MAPLEWOOD, NJ — Four Maplewood girls took part of the National Ninja League World Championships recently in Greensboro, NC. Corinne Kosienski, sisters Tessa and Hannah Grella, and Talia Gewirtz competed with 16 other young people as part of Team Center Court from sports facility Center Court in Chatham. Gewirtz did the best on the team, placing fourth all around in the Pre Teen Division.
Center Court’s travel team Ninjas compete in obstacle courses such as those seen on the television show American Ninja Warriors; the girls were part of a team of 20 among some 2,000 athletes of all ages who competed Feb. 21-23. The team coaches are Brayden Provan and professional Ninjas Joe Capo and Abby Clark.

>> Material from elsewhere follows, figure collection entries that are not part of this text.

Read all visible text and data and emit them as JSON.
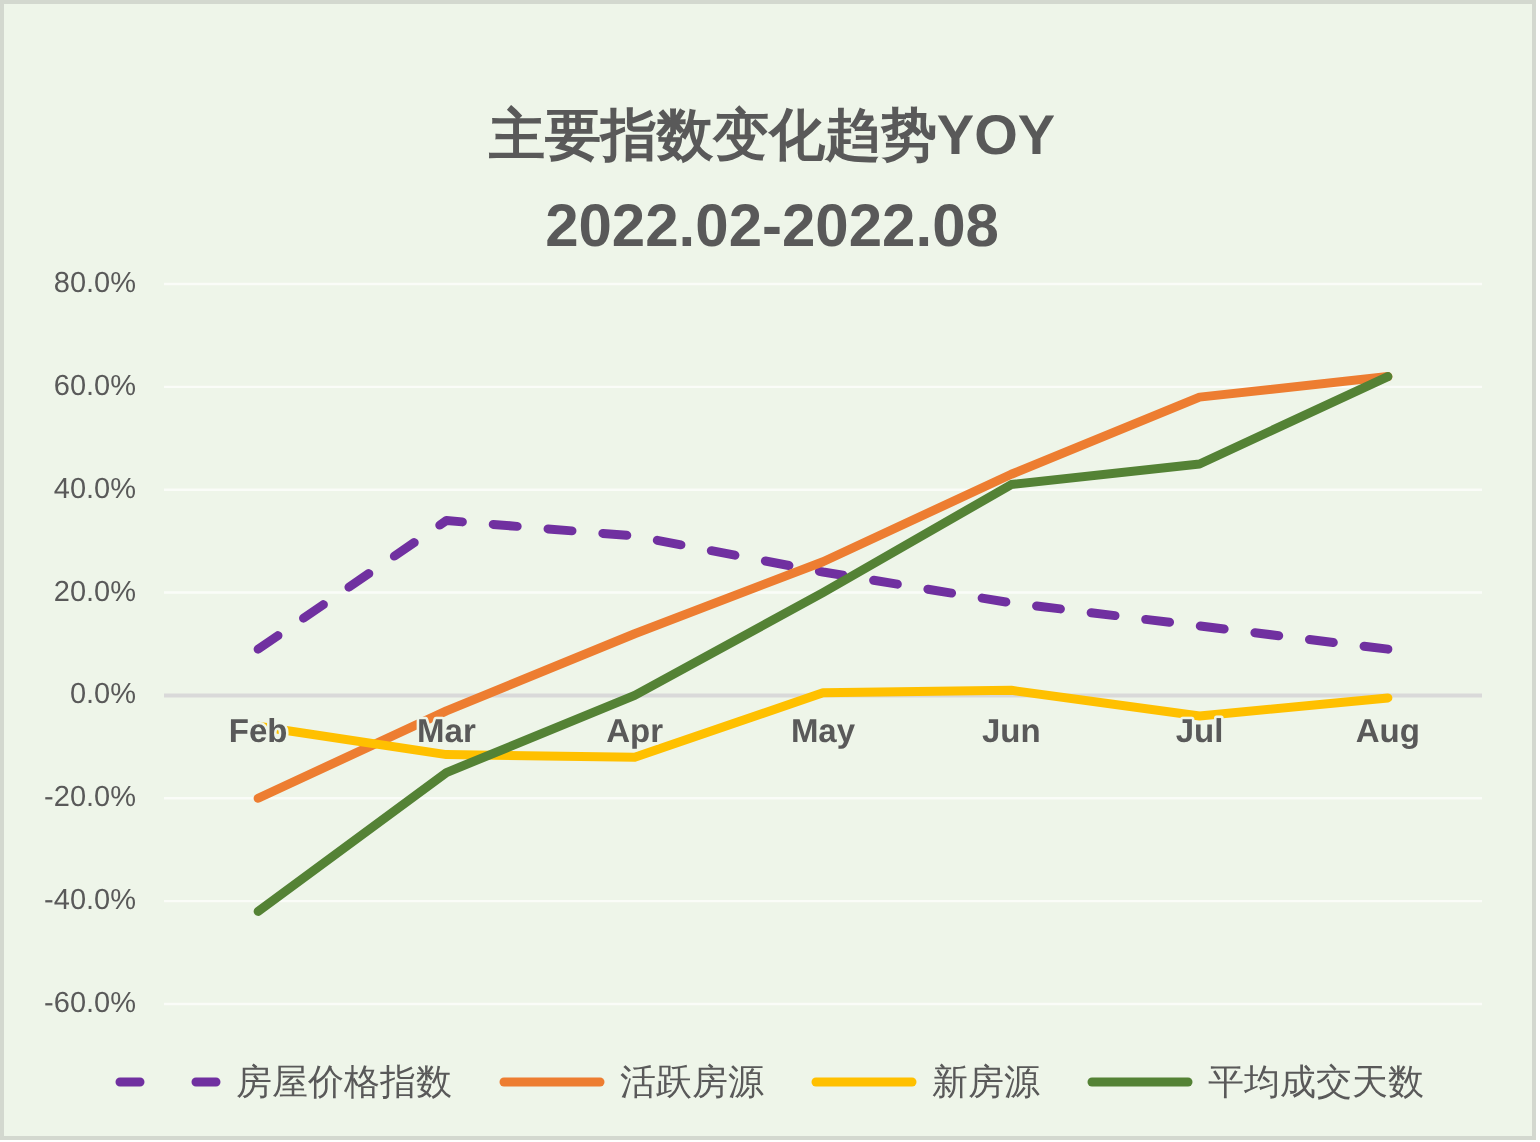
{
  "chart_data": {
    "type": "line",
    "title": "主要指数变化趋势YOY",
    "subtitle": "2022.02-2022.08",
    "categories": [
      "Feb",
      "Mar",
      "Apr",
      "May",
      "Jun",
      "Jul",
      "Aug"
    ],
    "series": [
      {
        "name": "房屋价格指数",
        "color": "#7030a0",
        "line_style": "dashed",
        "values": [
          9,
          34,
          31,
          24,
          18,
          13.5,
          9
        ]
      },
      {
        "name": "活跃房源",
        "color": "#ed7d31",
        "line_style": "solid",
        "values": [
          -20,
          -3,
          12,
          26,
          43,
          58,
          62
        ]
      },
      {
        "name": "新房源",
        "color": "#ffc000",
        "line_style": "solid",
        "values": [
          -6,
          -11.5,
          -12,
          0.5,
          1,
          -4,
          -0.5
        ]
      },
      {
        "name": "平均成交天数",
        "color": "#548235",
        "line_style": "solid",
        "values": [
          -42,
          -15,
          0,
          20,
          41,
          45,
          62
        ]
      }
    ],
    "ylim": [
      -60,
      80
    ],
    "yticks": [
      {
        "value": -60,
        "label": "-60.0%"
      },
      {
        "value": -40,
        "label": "-40.0%"
      },
      {
        "value": -20,
        "label": "-20.0%"
      },
      {
        "value": 0,
        "label": "0.0%"
      },
      {
        "value": 20,
        "label": "20.0%"
      },
      {
        "value": 40,
        "label": "40.0%"
      },
      {
        "value": 60,
        "label": "60.0%"
      },
      {
        "value": 80,
        "label": "80.0%"
      }
    ],
    "grid": "y",
    "legend": "bottom"
  }
}
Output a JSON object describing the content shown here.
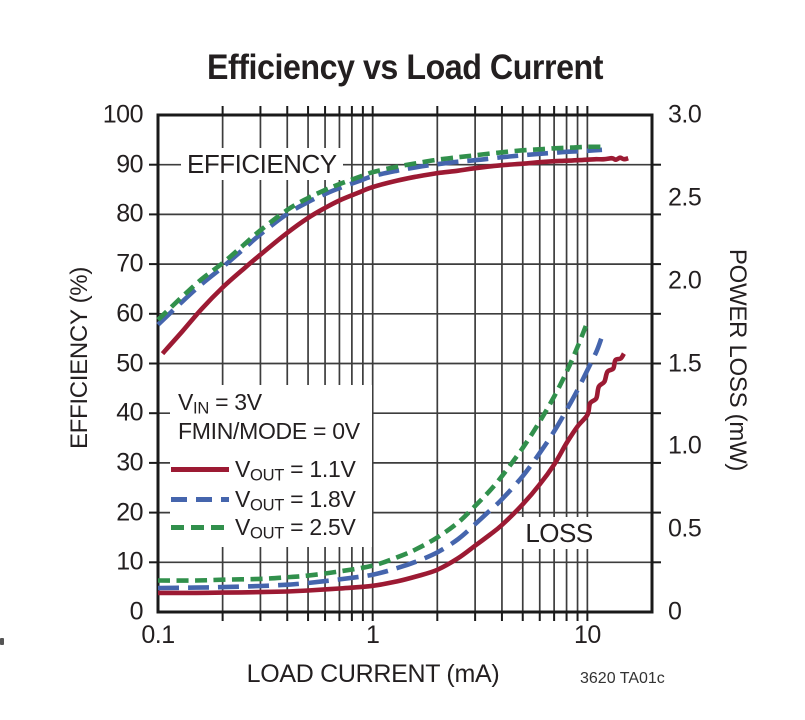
{
  "title": "Efficiency vs Load Current",
  "footnote": "3620 TA01c",
  "annotations": {
    "efficiency_label": "EFFICIENCY",
    "loss_label": "LOSS"
  },
  "legend": {
    "condition1": {
      "v": "V",
      "sub": "IN",
      "rest": " = 3V"
    },
    "condition2": "FMIN/MODE = 0V",
    "entries": [
      {
        "v": "V",
        "sub": "OUT",
        "rest": " = 1.1V",
        "color": "#9c1a33",
        "line_style": "solid"
      },
      {
        "v": "V",
        "sub": "OUT",
        "rest": " = 1.8V",
        "color": "#4565ad",
        "line_style": "long-dash"
      },
      {
        "v": "V",
        "sub": "OUT",
        "rest": " = 2.5V",
        "color": "#31904c",
        "line_style": "short-dash"
      }
    ]
  },
  "colors": {
    "red_series": "#9c1a33",
    "blue_series": "#4565ad",
    "green_series": "#31904c",
    "grid": "#3d3d3d",
    "border": "#1a1a1a",
    "text": "#231f20"
  },
  "chart_data": {
    "type": "line",
    "title": "Efficiency vs Load Current",
    "grid": "on",
    "legend_position": "inside-left-middle",
    "x_axis": {
      "label": "LOAD CURRENT (mA)",
      "scale": "log",
      "min": 0.1,
      "max": 20,
      "tick_values": [
        0.1,
        1,
        10
      ],
      "tick_labels": [
        "0.1",
        "1",
        "10"
      ]
    },
    "y_left_axis": {
      "label": "EFFICIENCY (%)",
      "min": 0,
      "max": 100,
      "tick_values": [
        100,
        90,
        80,
        70,
        60,
        50,
        40,
        30,
        20,
        10,
        0
      ],
      "tick_labels": [
        "100",
        "90",
        "80",
        "70",
        "60",
        "50",
        "40",
        "30",
        "20",
        "10",
        "0"
      ],
      "gridline_step": 10
    },
    "y_right_axis": {
      "label": "POWER LOSS (mW)",
      "min": 0,
      "max": 3.0,
      "tick_values": [
        3.0,
        2.5,
        2.0,
        1.5,
        1.0,
        0.5,
        0
      ],
      "tick_labels": [
        "3.0",
        "2.5",
        "2.0",
        "1.5",
        "1.0",
        "0.5",
        "0"
      ]
    },
    "conditions": [
      "VIN = 3V",
      "FMIN/MODE = 0V"
    ],
    "series": [
      {
        "name": "VOUT = 1.1V",
        "group": "efficiency",
        "axis": "left",
        "color": "#9c1a33",
        "line_style": "solid",
        "points": [
          [
            0.105,
            52
          ],
          [
            0.13,
            56.5
          ],
          [
            0.16,
            61
          ],
          [
            0.2,
            65.3
          ],
          [
            0.25,
            69
          ],
          [
            0.3,
            71.9
          ],
          [
            0.4,
            76.3
          ],
          [
            0.5,
            79.3
          ],
          [
            0.6,
            81.3
          ],
          [
            0.7,
            82.8
          ],
          [
            0.85,
            84.3
          ],
          [
            1,
            85.5
          ],
          [
            1.3,
            86.8
          ],
          [
            1.6,
            87.6
          ],
          [
            2,
            88.3
          ],
          [
            2.5,
            88.8
          ],
          [
            3,
            89.3
          ],
          [
            4,
            89.9
          ],
          [
            5,
            90.2
          ],
          [
            6,
            90.5
          ],
          [
            7,
            90.7
          ],
          [
            8,
            90.8
          ],
          [
            9,
            90.9
          ],
          [
            10,
            91
          ],
          [
            11,
            91.1
          ],
          [
            12,
            91.1
          ],
          [
            13,
            91.3
          ],
          [
            13.6,
            91
          ],
          [
            14.2,
            91.4
          ],
          [
            14.8,
            91.1
          ],
          [
            15.5,
            91.3
          ]
        ]
      },
      {
        "name": "VOUT = 1.8V",
        "group": "efficiency",
        "axis": "left",
        "color": "#4565ad",
        "line_style": "long-dash",
        "points": [
          [
            0.1,
            57.8
          ],
          [
            0.13,
            62.5
          ],
          [
            0.16,
            66
          ],
          [
            0.2,
            69.4
          ],
          [
            0.25,
            73
          ],
          [
            0.3,
            76
          ],
          [
            0.4,
            80.1
          ],
          [
            0.5,
            82.5
          ],
          [
            0.6,
            84.1
          ],
          [
            0.7,
            85.3
          ],
          [
            0.85,
            86.6
          ],
          [
            1,
            87.7
          ],
          [
            1.3,
            88.8
          ],
          [
            1.6,
            89.5
          ],
          [
            2,
            90.1
          ],
          [
            2.5,
            90.6
          ],
          [
            3,
            90.9
          ],
          [
            4,
            91.5
          ],
          [
            5,
            91.9
          ],
          [
            6,
            92.2
          ],
          [
            7,
            92.4
          ],
          [
            8,
            92.6
          ],
          [
            9,
            92.7
          ],
          [
            10,
            92.8
          ],
          [
            11.7,
            93
          ]
        ]
      },
      {
        "name": "VOUT = 2.5V",
        "group": "efficiency",
        "axis": "left",
        "color": "#31904c",
        "line_style": "short-dash",
        "points": [
          [
            0.1,
            58.8
          ],
          [
            0.13,
            63.5
          ],
          [
            0.16,
            67
          ],
          [
            0.2,
            70.2
          ],
          [
            0.25,
            73.8
          ],
          [
            0.3,
            76.8
          ],
          [
            0.4,
            80.9
          ],
          [
            0.5,
            83.3
          ],
          [
            0.6,
            84.9
          ],
          [
            0.7,
            86.1
          ],
          [
            0.85,
            87.4
          ],
          [
            1,
            88.5
          ],
          [
            1.3,
            89.6
          ],
          [
            1.6,
            90.3
          ],
          [
            2,
            91
          ],
          [
            2.5,
            91.5
          ],
          [
            3,
            91.9
          ],
          [
            4,
            92.5
          ],
          [
            5,
            92.9
          ],
          [
            6,
            93.1
          ],
          [
            7,
            93.3
          ],
          [
            8,
            93.4
          ],
          [
            9,
            93.5
          ],
          [
            10,
            93.6
          ],
          [
            11.5,
            93.6
          ]
        ]
      },
      {
        "name": "VOUT = 1.1V",
        "group": "power_loss",
        "axis": "right",
        "color": "#9c1a33",
        "line_style": "solid",
        "points": [
          [
            0.1,
            0.115
          ],
          [
            0.15,
            0.115
          ],
          [
            0.2,
            0.117
          ],
          [
            0.3,
            0.12
          ],
          [
            0.4,
            0.124
          ],
          [
            0.5,
            0.13
          ],
          [
            0.7,
            0.142
          ],
          [
            1,
            0.158
          ],
          [
            1.3,
            0.185
          ],
          [
            1.6,
            0.215
          ],
          [
            2,
            0.255
          ],
          [
            2.5,
            0.325
          ],
          [
            3,
            0.4
          ],
          [
            3.5,
            0.465
          ],
          [
            4,
            0.525
          ],
          [
            5,
            0.65
          ],
          [
            6,
            0.77
          ],
          [
            7,
            0.89
          ],
          [
            8,
            1.02
          ],
          [
            9,
            1.12
          ],
          [
            10,
            1.19
          ],
          [
            10.3,
            1.26
          ],
          [
            11,
            1.29
          ],
          [
            11.3,
            1.36
          ],
          [
            12,
            1.39
          ],
          [
            12.4,
            1.45
          ],
          [
            13.2,
            1.47
          ],
          [
            13.5,
            1.52
          ],
          [
            14.3,
            1.53
          ],
          [
            14.8,
            1.56
          ]
        ]
      },
      {
        "name": "VOUT = 1.8V",
        "group": "power_loss",
        "axis": "right",
        "color": "#4565ad",
        "line_style": "long-dash",
        "points": [
          [
            0.1,
            0.145
          ],
          [
            0.15,
            0.147
          ],
          [
            0.2,
            0.15
          ],
          [
            0.3,
            0.157
          ],
          [
            0.4,
            0.165
          ],
          [
            0.5,
            0.175
          ],
          [
            0.7,
            0.197
          ],
          [
            1,
            0.225
          ],
          [
            1.3,
            0.265
          ],
          [
            1.6,
            0.305
          ],
          [
            2,
            0.36
          ],
          [
            2.5,
            0.44
          ],
          [
            3,
            0.53
          ],
          [
            3.5,
            0.61
          ],
          [
            4,
            0.68
          ],
          [
            5,
            0.82
          ],
          [
            6,
            0.96
          ],
          [
            7,
            1.09
          ],
          [
            8,
            1.22
          ],
          [
            9,
            1.34
          ],
          [
            10,
            1.46
          ],
          [
            11,
            1.57
          ],
          [
            11.6,
            1.65
          ]
        ]
      },
      {
        "name": "VOUT = 2.5V",
        "group": "power_loss",
        "axis": "right",
        "color": "#31904c",
        "line_style": "short-dash",
        "points": [
          [
            0.1,
            0.19
          ],
          [
            0.15,
            0.19
          ],
          [
            0.2,
            0.195
          ],
          [
            0.3,
            0.2
          ],
          [
            0.4,
            0.21
          ],
          [
            0.5,
            0.22
          ],
          [
            0.7,
            0.245
          ],
          [
            1,
            0.28
          ],
          [
            1.3,
            0.33
          ],
          [
            1.6,
            0.38
          ],
          [
            2,
            0.45
          ],
          [
            2.5,
            0.54
          ],
          [
            3,
            0.64
          ],
          [
            3.5,
            0.73
          ],
          [
            4,
            0.82
          ],
          [
            5,
            0.99
          ],
          [
            6,
            1.15
          ],
          [
            7,
            1.3
          ],
          [
            8,
            1.45
          ],
          [
            9,
            1.6
          ],
          [
            10,
            1.75
          ]
        ]
      }
    ]
  }
}
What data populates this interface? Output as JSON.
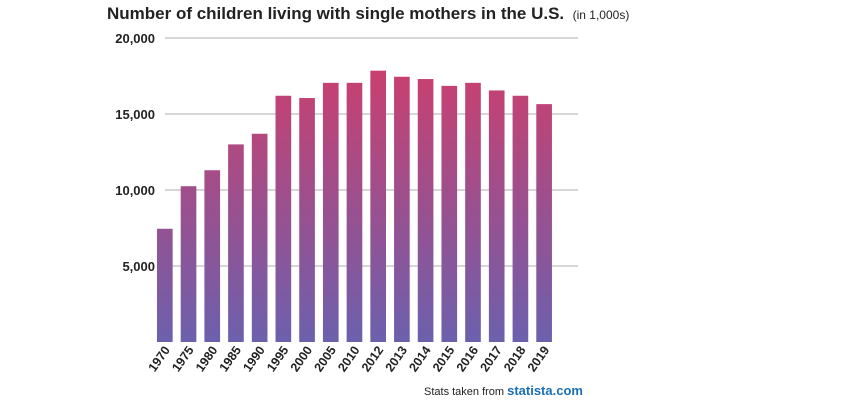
{
  "chart_data": {
    "type": "bar",
    "title": "Number of children living with single mothers in the U.S.",
    "unit_note": "(in 1,000s)",
    "categories": [
      "1970",
      "1975",
      "1980",
      "1985",
      "1990",
      "1995",
      "2000",
      "2005",
      "2010",
      "2012",
      "2013",
      "2014",
      "2015",
      "2016",
      "2017",
      "2018",
      "2019"
    ],
    "values": [
      7450,
      10250,
      11300,
      13000,
      13700,
      16200,
      16050,
      17050,
      17050,
      17850,
      17450,
      17300,
      16850,
      17050,
      16550,
      16200,
      15650
    ],
    "ylim": [
      0,
      20000
    ],
    "yticks": [
      5000,
      10000,
      15000,
      20000
    ],
    "ytick_labels": [
      "5,000",
      "10,000",
      "15,000",
      "20,000"
    ],
    "grid": true,
    "colors": {
      "low": "#6c60ad",
      "high": "#d43c68",
      "grid": "#c8c8c8"
    }
  },
  "source": {
    "prefix": "Stats taken from",
    "brand": "statista.com"
  }
}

Talia couldn’t have predicted a fourth place finish a year and a half ago. “I wanted to be a gymnast and I went to open gym” at Center Court. She was told she’d have to start as a beginner in gymnastics, but when one of the Ninja coaches saw what she could do, they suggested the Ninja travel team would fit well with her athleticism. Having seen the tv show, The 12 year old said, “I was really excited. I wanted to start that week — which I did.”
The South Orange Middle School student was proud of her finish at “National,” as all the girls called the competition. “My goal was to be in the stage one last wave, and I was, with Hannah. I ended up getting fourth place over all,” which was out of 123 girls there; 201 boys also competed in the Pre Teen Division. The event was live streamed on YouTube.
Hannah Grella, 11, said “My favorite part of this weekend was finishing stage two… I didn’t think I could do it,” but she toughed it out. The last obstacle of stage two was hanging on a rope upside down, then using her feet to push a sheet of Plexiglas to get to the finish line. When she accomplished the obstacle, she said, “I was like ‘oh my God’ and I ran over and smacked. That. Buzzer!” The Winston School student got to stage three, came in first in stage two, and first in the Climb the Ladder Skill.
This was Corinne’s first National although she had watched it before “through a live stream. It was bigger than I thought. It was very exciting.” She started in the sport at the Ninja summer camp at Center Court. She is 12, and attends Maplewood Middle School. She said her favorite obstacle is “laches, which is swinging from bar to bar.” She feels the hardest one is “the cliffhanger.”
Tessa Grella, age 10, has been on the travel team for one and a half years; she is in the mature kids division of the competition. When she’s competing, she said, “I’m very nervous at first, but then it’s really fun.” She is a student at Oak Knoll. What advice would Tessa give other girls who want to try the sport? “You can do it if you practice.”
And the practice is not a cake walk. Five hours a week, the girls warm up running, doing burpees, hanging for five minutes, and jumping rope. The main part of practice is doing the circuits of the obstacle course. “People can get really tired,” said Hannah.
Hannah said she loves the practices even if they are strenuous and sometimes she “can’t hardly move after.” The practices paid off: each competitor must qualify individually to get to compete at the national level. She said for her and her teammates, “It was the best experience of our lives.”